Remittances from Moroccans abroad: over 50 billion dirhams by end of May 2026, a new record, and what it means for your transfers
Remittances from Moroccans worldwide reached 50.22 billion dirhams by the end of May 2026, up from 46.16 billion a year earlier. An 8.8% rise that sets a new record. Beyond the figure, we look at what this volume means for your transfers and how to compare the real cost of sending money.
A record that speaks volumes
The figures have just come in and they are telling. By the end of May 2026, remittances from Moroccans living abroad reached 50.22 billion dirhams, according to the Office des changes. A year earlier, over the same period, the total stood at 46.16 billion. The rise is clear: around 8.8% in a year. It is a new record, and it confirms a deep-seated trend.
Behind that number are millions of individual gestures. A transfer for the family, help with building work, a rent to cover, savings being repatriated. Every Moroccan abroad who sends money home is part of this total. And it is precisely because this flow is so large that it is worth asking yourself: am I sending my money in the smartest way possible?
What the record volume means for you
A level of remittances like this is not just a statistic for economists. It has concrete effects on the channels you use.
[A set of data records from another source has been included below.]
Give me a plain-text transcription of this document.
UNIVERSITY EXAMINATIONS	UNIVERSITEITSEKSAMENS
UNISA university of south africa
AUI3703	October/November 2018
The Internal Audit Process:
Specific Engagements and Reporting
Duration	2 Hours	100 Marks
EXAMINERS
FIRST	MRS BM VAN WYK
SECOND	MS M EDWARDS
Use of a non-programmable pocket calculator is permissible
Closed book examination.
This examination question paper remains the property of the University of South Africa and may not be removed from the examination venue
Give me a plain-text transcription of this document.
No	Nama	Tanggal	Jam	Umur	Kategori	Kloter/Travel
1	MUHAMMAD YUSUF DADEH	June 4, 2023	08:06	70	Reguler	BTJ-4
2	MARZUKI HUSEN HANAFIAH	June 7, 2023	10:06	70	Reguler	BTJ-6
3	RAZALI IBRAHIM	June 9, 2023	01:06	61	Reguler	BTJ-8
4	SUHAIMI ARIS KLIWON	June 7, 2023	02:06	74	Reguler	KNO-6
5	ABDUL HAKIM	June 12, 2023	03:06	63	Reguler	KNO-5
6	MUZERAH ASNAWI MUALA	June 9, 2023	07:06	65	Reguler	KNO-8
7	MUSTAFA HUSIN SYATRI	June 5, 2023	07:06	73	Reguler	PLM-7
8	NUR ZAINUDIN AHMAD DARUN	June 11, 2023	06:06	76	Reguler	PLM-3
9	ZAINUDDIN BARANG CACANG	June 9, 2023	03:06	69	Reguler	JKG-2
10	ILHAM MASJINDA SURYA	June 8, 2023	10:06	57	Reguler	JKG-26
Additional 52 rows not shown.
First, competition. When volumes rise, money-transfer players (banks, specialist operators, apps) compete for your transfer. That competition can work in your favour, with more aggressive offers on fees or the exchange rate. But you still have to compare, because not everyone cuts their margins of their own accord.
Then, the variety of channels. The market has grown a lot: alongside classic bank transfers and long-standing operators, digital solutions have multiplied. More choice means more chances to pay less, but also more risk of getting it wrong if you only look at the headline price.
Finally, traceability. A record official volume means more and more money going through declared, tracked channels. That is good news: traceable routes are safer, quicker to sort out if something goes wrong, and far easier to justify if one day you have to prove where the funds came from.
The true cost of a transfer: beyond the headline fees
This is the point many people miss. When you send money, the cost is not just the advertised fee. There are two components, and the second is often the heavier one.
- •The headline fees. This is the visible line: "transfer for 3 euros", "send with no fees". It is the part everyone looks at, which is exactly why it is sometimes played up to hide the rest.
- •The margin on the exchange rate. This is the hidden part. The operator applies an exchange rate less favourable than the real market rate, and pockets the difference. A "fee-free" transfer can easily cost you more than one with a fee but a good rate, simply because the rate applied is worse.
To compare two options honestly, do not look at the fees. Look at how many dirhams actually land in the Morocco account for the same amount sent. That is the only figure that really matters. Run the test with the same amount, on the same day, across two or three channels, and the ranking may surprise you.
A simple example to make it clear
Imagine you send the equivalent of 1,000 euros. A first operator advertises zero fees, but applies a rate that gets 10,600 dirhams to arrive. A second charges 5 euros in fees, but with a better rate you get 10,750 dirhams. The second, despite its visible fees, leaves you better off. Without working it out on the final amount received, you would have chosen the first thinking you had a good deal.
Applied to every transfer over a year, this reasoning quickly adds up to several hundred dirhams of difference. On a regular flow, the habit of comparing pays for itself very fast.
The practical habits to adopt
A few simple principles to send money better, without complicating your life.
- •Compare on the amount received, not on the fees. This is the golden rule. The only good indicator is how much arrives at the other end.
- •Favour traceable, declared channels. Banks, licensed operators, recognised apps. A tracked transfer is safer, better protected and easier to justify in case of a check or dispute.
- •Be wary of informal cash. Handing cash to an undeclared middleman to save a few dirhams is a real risk: no traceability, no recourse if something goes wrong, and potential complications proving the origin of the funds later. The small apparent gain is almost never worth the risk.
- •Group transfers where you can. If you multiply small transfers, the fixed fees pile up. A slightly larger transfer, less often, usually costs less overall, provided your family back home can manage the cash flow.
- •Watch the rate, not just the day you send. The exchange rate moves. On a large amount, sending one day rather than another can make a real difference. Without obsessing over it, keep an eye on it.
In short
With more than 50 billion dirhams transferred by the end of May 2026, up 8.8% in a year, Moroccans worldwide confirm their central role. For you, this momentum is good news: more competition, more choice and real chances to send money better. The one habit that changes everything is to compare on the amount actually received in Morocco, factoring in the exchange rate and not just the headline fees. And to stay on traceable channels, safer for you and for your family.
This article is provided for general information and does not constitute personalised financial advice.